CALIFORNIA
A Los Angeles hospital agreed to pay $42 million to settle allegations that they improperly engaged in financial relationships with physicians, according to officials.
The settlement, announced Wednesday, alleges that PAMC Ltd., and Pacific Alliance Medical Center Inc., which together own and operate Pacific Alliance Medical Center, an acute care hospital violated the False Claims Act.
“This is another example of how the False Claims Act whistleblower provisions can help protect the public fisc,” said Acting Assistant Attorney General Chad A. Readler of the Justice Department’s Civil Division. “This recovery should help to deter other health care providers from entering into improper financial relationships with physicians that can taint the physicians’ medical judgment, to the detriment of patients and taxpayers.”
The settlement, brought by a whistleblower lawsuit, resolves issues involving false claims to the Medicare and MediCal programs.
This was for cases where services were rendered to patients referred by physicians with whom the medical facilities had improper financial relationships, according to authorities.
These relationships took the form of the following:
(1) arrangements under which the defendants allegedly paid above-market rates to rent office space in physicians’ offices
(2) marketing arrangements that allegedly provided undue benefit to physicians’ practices.

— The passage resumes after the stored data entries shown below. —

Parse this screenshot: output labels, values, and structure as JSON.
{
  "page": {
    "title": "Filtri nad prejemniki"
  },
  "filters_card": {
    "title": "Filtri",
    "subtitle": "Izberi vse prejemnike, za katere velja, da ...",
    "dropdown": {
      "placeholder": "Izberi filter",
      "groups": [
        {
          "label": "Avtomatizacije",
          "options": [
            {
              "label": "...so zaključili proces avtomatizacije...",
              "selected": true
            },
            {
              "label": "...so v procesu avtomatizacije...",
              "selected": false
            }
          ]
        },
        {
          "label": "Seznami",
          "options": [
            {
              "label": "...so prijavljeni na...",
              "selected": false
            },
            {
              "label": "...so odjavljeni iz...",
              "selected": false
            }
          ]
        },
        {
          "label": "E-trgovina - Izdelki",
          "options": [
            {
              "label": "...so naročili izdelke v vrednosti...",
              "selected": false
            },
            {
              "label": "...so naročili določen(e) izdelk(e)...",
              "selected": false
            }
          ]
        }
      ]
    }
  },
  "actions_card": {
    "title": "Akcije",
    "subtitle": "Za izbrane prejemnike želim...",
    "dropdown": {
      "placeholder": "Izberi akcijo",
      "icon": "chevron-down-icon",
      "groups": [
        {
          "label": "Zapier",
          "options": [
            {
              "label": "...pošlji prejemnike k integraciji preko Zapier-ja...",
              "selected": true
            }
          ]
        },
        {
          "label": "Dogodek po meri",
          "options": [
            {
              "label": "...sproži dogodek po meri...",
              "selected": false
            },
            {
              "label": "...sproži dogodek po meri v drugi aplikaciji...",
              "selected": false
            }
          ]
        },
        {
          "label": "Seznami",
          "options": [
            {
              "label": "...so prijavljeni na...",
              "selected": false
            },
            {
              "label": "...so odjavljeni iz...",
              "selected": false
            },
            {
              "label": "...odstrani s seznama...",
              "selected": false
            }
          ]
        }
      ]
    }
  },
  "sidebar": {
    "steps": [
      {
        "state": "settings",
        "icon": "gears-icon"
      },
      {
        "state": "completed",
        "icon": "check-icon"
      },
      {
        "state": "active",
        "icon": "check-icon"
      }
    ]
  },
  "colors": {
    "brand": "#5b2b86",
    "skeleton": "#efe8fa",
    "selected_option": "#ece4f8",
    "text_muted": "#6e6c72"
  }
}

The lawsuit alleged that these relationships violated the Anti-Kickback Statute and the Stark Law, both of which restrict the financial relationships that hospitals may have with doctors who refer patients to them.
The lawsuit was filed by Paul Chan, who was employed as a manager by one of the defendants, under the qui tam provisions of the False Claims Act. Under the Act, private citizens can bring suit on behalf of the United States and share in any recovery, officials said.
The federal government may intervene in the lawsuit, or, as in this case, the whistleblower may pursue the action. Mr. Chan will receive over $9.2 million as his share of the federal recovery, according to officials.
“Federal law prohibits improper financial relationships between hospitals that receive federal health care funds and medical professionals – this is to protect the doctor-patient relationship and to ensure the quality of care provided,” said Acting U.S. Attorney Sandra R. Brown for the Central District of California. “Patients deserve to know their doctors are making health care decisions based solely on medical need and not for any potential financial benefit.”